En conclusion, dissocier les concepts de « Roms » et de « gens du voyage » est une condition nécessaire pour lutter contre le racisme dont souffrent ces populations. En face du déni généralisé dont nous venons de parler, il existe en France une volonté politique de reconnaissance de l'apport rom au génie français. Ce qui manque, c'est la volonté médiatico-universitaire. La clé est là, mais c'est aussi le verrou, ce blocage étant une forme émergée du racisme. Si nous ne le dépassons pas, nous versons seulement de l'eau dans un tonneau percé. Au contraire, corriger l'erreur conceptuelle, c'est colmater la brèche.

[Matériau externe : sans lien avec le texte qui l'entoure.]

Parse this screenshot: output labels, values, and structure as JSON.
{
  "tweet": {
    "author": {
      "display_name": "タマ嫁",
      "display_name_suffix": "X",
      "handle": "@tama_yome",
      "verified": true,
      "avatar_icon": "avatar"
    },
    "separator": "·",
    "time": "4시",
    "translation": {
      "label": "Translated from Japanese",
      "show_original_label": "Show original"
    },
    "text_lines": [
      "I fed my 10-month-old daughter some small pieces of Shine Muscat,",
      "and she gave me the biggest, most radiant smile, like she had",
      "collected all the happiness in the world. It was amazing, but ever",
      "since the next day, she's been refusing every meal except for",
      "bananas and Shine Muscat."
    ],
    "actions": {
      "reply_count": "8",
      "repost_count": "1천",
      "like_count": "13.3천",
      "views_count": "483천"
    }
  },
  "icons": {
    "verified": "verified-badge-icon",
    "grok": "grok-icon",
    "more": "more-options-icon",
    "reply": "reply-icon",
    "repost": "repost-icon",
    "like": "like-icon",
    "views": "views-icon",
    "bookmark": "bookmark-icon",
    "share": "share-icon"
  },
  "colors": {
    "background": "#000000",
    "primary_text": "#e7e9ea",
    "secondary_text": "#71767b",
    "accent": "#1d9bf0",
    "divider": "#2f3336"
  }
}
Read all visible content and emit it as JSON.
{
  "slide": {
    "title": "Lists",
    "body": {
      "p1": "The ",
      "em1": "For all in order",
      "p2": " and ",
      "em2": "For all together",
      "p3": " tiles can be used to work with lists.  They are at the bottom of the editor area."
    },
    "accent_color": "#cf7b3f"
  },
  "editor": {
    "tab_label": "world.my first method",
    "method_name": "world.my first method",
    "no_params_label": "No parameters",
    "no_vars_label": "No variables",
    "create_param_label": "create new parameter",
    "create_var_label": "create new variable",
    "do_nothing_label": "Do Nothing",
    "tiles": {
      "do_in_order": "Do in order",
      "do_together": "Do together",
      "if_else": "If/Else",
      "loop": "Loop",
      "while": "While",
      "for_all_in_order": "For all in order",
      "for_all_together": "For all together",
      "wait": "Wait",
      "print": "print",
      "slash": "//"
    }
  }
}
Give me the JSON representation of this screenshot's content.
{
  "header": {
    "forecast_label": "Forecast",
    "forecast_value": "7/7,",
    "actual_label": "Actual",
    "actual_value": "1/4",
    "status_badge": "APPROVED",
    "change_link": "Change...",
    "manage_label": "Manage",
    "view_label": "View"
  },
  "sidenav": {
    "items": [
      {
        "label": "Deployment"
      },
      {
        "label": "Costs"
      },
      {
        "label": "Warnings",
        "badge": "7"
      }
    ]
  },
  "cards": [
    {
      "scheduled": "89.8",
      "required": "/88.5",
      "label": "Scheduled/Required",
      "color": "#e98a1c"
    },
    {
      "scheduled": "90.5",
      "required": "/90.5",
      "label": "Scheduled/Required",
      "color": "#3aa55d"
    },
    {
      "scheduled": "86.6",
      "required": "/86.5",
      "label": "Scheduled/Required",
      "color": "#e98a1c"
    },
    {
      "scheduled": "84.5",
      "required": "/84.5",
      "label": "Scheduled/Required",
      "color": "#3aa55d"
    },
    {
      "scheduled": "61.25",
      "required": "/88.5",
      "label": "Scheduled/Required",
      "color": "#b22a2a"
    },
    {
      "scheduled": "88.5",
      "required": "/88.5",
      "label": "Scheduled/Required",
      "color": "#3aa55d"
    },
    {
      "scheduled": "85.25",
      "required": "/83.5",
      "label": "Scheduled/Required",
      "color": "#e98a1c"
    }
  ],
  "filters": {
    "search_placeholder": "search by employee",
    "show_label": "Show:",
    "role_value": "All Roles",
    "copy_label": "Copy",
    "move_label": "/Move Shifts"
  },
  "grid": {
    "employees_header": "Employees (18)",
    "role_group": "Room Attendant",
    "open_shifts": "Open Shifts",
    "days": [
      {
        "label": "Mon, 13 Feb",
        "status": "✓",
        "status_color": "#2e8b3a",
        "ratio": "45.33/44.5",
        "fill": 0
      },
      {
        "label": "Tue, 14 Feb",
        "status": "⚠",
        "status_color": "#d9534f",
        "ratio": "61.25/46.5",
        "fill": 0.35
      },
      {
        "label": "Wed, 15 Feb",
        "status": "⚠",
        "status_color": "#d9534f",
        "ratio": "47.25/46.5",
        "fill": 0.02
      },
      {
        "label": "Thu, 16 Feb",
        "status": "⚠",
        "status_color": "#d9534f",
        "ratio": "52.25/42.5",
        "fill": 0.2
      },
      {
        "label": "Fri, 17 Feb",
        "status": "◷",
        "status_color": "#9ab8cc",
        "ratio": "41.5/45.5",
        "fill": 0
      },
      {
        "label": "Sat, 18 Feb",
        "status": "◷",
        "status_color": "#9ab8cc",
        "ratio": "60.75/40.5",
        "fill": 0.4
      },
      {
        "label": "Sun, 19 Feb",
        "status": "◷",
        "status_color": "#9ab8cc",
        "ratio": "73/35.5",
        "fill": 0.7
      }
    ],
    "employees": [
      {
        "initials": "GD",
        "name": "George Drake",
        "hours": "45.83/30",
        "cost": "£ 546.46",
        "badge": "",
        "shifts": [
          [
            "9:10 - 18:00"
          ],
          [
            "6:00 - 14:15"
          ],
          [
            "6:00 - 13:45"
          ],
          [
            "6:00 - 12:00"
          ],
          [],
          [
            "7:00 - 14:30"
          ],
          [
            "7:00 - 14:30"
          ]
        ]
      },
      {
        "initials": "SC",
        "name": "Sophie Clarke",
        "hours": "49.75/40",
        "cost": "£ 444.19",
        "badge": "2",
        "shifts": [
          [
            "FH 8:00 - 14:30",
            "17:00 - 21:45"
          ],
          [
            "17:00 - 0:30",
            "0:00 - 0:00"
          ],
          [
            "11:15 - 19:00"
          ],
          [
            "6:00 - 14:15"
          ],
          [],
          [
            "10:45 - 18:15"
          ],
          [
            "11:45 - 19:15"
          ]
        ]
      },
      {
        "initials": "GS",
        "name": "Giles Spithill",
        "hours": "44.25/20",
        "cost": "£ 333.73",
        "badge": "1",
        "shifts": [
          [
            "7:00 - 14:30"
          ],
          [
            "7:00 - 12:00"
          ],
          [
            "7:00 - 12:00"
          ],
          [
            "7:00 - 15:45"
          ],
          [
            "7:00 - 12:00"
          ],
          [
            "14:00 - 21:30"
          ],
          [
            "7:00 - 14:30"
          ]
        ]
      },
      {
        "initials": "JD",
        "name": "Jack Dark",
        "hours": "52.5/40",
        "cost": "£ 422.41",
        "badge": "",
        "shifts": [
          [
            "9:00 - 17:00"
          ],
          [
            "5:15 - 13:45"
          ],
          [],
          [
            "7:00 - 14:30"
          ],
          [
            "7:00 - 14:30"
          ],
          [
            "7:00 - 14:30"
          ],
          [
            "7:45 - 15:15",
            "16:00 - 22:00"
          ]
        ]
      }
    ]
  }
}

Il est également indispensable, parallèlement mais séparément, de travailler à la réhabilitation de la vie mobile des gens du voyage, que l'on aura donc bien distingué des Roms. Ceux qui se reconnaissent dans l'une ou l'autre de ces deux catégories distinctes verraient leur dignité restaurée ainsi que le respect des autres vis-à-vis d'eux.

Cela va prendre du temps, mais réfléchissez à l'évolution de la société au sujet de la nicotine depuis vingt ans grâce à une volonté politique forte. Il est certain que nous aurons beaucoup fait reculer la tsiganophobie si nous avions commencé à travailler il y a trente ans, lorsque des propositions ont été élaborées. Je ne crois pas que la tsiganophobie crée plus de dépendance que la nicotine !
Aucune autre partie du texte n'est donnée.